Il résulte par ailleurs de la note du Dr [N] du 30 octobre 2025 que ce dernier a pu notamment consulter le rapport médical d’évaluation des séquelles du Dr [P], du service médical de la CPAM de [Localité 4]. Il ajoute que ce rapport conclut le 12 novembre 2024 à un taux de 12 % médical pour des séquelles d’une rupture de lu coiffe des rotateurs droits traitée médicalement chez une droitière consistant en la persistance d’une limitation douloureuse de mouvements avec diminution de la force musculaire. Le médecin conseil de l’employeur a donc bien eu accès au rapport d’évaluation des séquelles.

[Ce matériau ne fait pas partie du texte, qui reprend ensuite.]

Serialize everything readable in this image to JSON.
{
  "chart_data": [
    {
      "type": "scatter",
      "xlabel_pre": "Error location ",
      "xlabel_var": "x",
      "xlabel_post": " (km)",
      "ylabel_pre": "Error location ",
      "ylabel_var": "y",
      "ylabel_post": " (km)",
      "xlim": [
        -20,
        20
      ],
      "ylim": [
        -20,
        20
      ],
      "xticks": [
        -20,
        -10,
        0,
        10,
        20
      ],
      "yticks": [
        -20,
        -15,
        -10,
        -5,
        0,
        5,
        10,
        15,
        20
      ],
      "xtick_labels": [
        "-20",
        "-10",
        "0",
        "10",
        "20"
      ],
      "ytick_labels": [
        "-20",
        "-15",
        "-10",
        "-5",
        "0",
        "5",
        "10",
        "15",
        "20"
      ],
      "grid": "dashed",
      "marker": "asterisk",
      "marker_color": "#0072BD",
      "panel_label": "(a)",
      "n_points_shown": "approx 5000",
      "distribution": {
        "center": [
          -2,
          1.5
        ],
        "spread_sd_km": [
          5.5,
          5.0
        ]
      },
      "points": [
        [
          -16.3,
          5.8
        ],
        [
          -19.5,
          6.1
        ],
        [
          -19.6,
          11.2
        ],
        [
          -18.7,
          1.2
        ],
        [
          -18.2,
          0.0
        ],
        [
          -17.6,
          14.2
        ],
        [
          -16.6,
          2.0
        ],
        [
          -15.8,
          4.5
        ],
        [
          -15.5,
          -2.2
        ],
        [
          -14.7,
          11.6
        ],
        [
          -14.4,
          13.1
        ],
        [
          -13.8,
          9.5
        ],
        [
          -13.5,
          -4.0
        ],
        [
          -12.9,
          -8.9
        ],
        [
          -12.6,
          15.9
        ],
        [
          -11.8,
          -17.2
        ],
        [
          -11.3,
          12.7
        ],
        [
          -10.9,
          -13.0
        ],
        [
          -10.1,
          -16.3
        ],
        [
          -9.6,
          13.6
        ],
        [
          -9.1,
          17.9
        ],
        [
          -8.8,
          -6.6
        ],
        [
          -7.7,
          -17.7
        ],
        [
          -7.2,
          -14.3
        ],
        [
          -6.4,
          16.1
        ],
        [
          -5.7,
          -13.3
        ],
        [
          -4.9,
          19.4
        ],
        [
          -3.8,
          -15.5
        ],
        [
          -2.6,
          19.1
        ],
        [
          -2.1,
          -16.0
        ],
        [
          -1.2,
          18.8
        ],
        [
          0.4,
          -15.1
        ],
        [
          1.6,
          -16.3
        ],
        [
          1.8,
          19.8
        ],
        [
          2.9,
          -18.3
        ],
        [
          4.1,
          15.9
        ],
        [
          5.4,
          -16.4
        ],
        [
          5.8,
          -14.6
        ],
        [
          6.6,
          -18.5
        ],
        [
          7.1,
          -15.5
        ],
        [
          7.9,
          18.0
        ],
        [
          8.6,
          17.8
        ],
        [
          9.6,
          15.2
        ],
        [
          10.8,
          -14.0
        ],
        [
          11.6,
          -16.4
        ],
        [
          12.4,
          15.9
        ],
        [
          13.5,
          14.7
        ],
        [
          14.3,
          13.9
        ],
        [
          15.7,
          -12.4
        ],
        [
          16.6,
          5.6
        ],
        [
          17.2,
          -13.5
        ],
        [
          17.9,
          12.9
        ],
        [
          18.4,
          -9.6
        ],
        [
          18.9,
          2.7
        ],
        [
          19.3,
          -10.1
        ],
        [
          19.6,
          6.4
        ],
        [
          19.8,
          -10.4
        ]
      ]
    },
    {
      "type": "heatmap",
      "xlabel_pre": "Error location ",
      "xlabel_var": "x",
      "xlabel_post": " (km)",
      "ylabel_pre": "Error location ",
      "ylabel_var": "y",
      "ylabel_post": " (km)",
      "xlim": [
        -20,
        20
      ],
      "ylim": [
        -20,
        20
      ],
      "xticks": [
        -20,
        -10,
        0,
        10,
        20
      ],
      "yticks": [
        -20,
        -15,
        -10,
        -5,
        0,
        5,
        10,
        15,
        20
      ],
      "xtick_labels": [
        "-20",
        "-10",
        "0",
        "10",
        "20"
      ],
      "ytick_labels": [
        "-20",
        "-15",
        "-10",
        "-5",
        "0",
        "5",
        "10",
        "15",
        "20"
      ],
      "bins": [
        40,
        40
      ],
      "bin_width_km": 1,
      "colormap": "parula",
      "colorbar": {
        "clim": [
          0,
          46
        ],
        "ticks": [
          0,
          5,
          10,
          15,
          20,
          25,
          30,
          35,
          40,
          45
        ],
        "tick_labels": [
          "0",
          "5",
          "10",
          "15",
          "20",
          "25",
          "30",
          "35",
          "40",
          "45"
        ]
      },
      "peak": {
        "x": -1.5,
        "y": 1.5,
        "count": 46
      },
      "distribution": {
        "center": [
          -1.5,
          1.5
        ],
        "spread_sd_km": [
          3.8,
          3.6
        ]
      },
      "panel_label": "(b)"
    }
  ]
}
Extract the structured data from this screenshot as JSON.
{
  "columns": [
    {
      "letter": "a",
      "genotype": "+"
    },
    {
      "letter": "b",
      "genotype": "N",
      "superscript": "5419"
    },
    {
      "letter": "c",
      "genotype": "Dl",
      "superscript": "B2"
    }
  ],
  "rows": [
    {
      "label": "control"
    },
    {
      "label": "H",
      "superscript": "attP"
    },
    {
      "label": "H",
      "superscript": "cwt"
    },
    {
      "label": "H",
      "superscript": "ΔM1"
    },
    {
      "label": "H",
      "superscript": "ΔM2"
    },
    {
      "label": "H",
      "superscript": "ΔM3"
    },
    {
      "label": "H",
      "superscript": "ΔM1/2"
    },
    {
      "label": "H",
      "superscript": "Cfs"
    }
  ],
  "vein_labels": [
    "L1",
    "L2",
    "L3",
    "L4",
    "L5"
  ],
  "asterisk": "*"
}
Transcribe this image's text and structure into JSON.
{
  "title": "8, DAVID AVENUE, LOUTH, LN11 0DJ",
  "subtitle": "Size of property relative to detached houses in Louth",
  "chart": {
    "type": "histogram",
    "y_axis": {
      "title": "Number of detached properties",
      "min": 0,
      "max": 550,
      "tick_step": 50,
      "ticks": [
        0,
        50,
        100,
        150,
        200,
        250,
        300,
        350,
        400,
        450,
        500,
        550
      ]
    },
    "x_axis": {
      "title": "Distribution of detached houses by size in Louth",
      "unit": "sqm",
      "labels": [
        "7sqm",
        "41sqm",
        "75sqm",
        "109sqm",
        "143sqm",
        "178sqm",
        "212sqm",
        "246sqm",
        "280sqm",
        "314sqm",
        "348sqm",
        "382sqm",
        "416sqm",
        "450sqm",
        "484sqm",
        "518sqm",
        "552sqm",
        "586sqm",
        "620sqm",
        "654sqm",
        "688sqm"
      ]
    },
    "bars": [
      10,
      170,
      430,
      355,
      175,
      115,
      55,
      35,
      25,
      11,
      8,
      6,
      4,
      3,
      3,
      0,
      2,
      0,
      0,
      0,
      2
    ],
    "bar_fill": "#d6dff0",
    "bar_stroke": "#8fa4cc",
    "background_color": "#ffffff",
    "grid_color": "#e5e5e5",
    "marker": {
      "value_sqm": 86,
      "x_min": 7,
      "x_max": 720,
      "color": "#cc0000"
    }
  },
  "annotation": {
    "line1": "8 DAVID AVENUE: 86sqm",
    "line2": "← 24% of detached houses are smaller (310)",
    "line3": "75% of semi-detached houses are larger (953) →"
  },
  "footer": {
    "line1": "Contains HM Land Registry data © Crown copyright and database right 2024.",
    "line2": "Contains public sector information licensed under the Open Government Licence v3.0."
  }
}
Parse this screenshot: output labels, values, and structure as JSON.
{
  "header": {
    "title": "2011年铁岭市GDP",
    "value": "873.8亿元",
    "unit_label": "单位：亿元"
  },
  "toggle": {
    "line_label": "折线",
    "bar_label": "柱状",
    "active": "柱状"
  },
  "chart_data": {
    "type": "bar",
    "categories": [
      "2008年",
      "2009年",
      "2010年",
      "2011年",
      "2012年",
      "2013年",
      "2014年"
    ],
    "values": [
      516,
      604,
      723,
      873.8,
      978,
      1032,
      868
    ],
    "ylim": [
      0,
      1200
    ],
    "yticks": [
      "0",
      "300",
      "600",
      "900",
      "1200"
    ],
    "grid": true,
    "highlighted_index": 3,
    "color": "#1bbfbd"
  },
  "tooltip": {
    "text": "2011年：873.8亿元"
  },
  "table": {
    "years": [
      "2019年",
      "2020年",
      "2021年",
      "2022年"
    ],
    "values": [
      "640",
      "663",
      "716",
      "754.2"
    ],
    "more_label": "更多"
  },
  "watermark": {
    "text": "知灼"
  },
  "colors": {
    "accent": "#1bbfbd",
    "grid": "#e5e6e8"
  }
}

Sur l’évaluation du taux d’IPP
Dans son rapport, le docteur [N] indique : " La rétropulsion et la rotation externe sont normales. Les mouvements complexes supérieurs et inférieurs restent réalisés confirmant une antépulsion et une abduction au minimum à 120° – 130°. (…) L’ensemble des mobilités n’est pas atteint". Le médecin en déduit que la fourchette de taux 10-15% n’est pas applicable.
Dans les différentes notifications de décision de la Caisse et de la [3], sont mentionnées des limitations « douloureuses » des mouvements de l’épaule. L’existence de ces douleurs n’est démentie par aucun des éléments produits par l’employeur requérant.
Il est établi par les observations du Dr [N] et non contesté par la Caisse, que le salarié présente une limitation de certains des mouvements de l’épaule, et non de la totalité des mouvements comme prévu par le barème indicatif. Toutefois, la Caisse relève avoir pris en compte d’une part la douleur à la mobilisation de l’épaule et d’autre part, un coefficient de synergie, au regard de l’atteinte de la seconde épaule. La prise en compte ce cette fragilité peut intervenir en l’espèce dans la mesure où la consolidation de l’état de l’épaule gauche est intervenue le 23 novembre 2024, soit un mois avant la notification de la décision fixant le taux d’incapacité permanente pour l’épaule droite. Le fait que l’état de santé du salarié n’ait pas été consolidé pour l’épaule gauche au jour de la consolidation de l’état de l’épaule droite est indifférent ici dans la mesure où d’une part, la maladie existait bien et avait été constatée à gauche au jour de la consolidation de l’épaule controlatérale, la difficulté inhérente à cette double pathologie était donc médicalement constatée et pouvait valablement être prise en compte dans l’évaluation du taux d’IPP pour l’épaule droite.
A la lumière de l’ensemble de ces éléments, il convient de maintenir à 12% le taux d’IPP retenu, dans les relations Caisse-employeur.
L’expertise n’ayant pas vocation à palier la carence des parties dans l’administration de la preuve, et le médecin conseil de l’employeur ayant par ailleurs bien eu accès au rapport d’évaluation des séquelles, il ne sera pas fait droit à la demande d’expertise présentée par le requérant.
Au regard de l’ensemble de ces éléments, la société sera déboutée de l’ensemble de ses demandes et condamnée aux dépens.
PAR CES MOTIFS
Le tribunal, après en avoir délibéré conformément à la loi, par jugement contradictoire, rendu en premier ressort,
DEBOUTE la société [1] de sa demande de ramener à 8% dans les relations caisse-employeur le taux d’incapacité octroyé à Madame [M] par la CPAM de Seine-et-Marne à la suite de la maladie professionnelle du 23 novembre 2017 ;
DEBOUTE la société [1] de sa demande d’expertise ;
CONDAMNE la société [1] aux dépens de l’instance.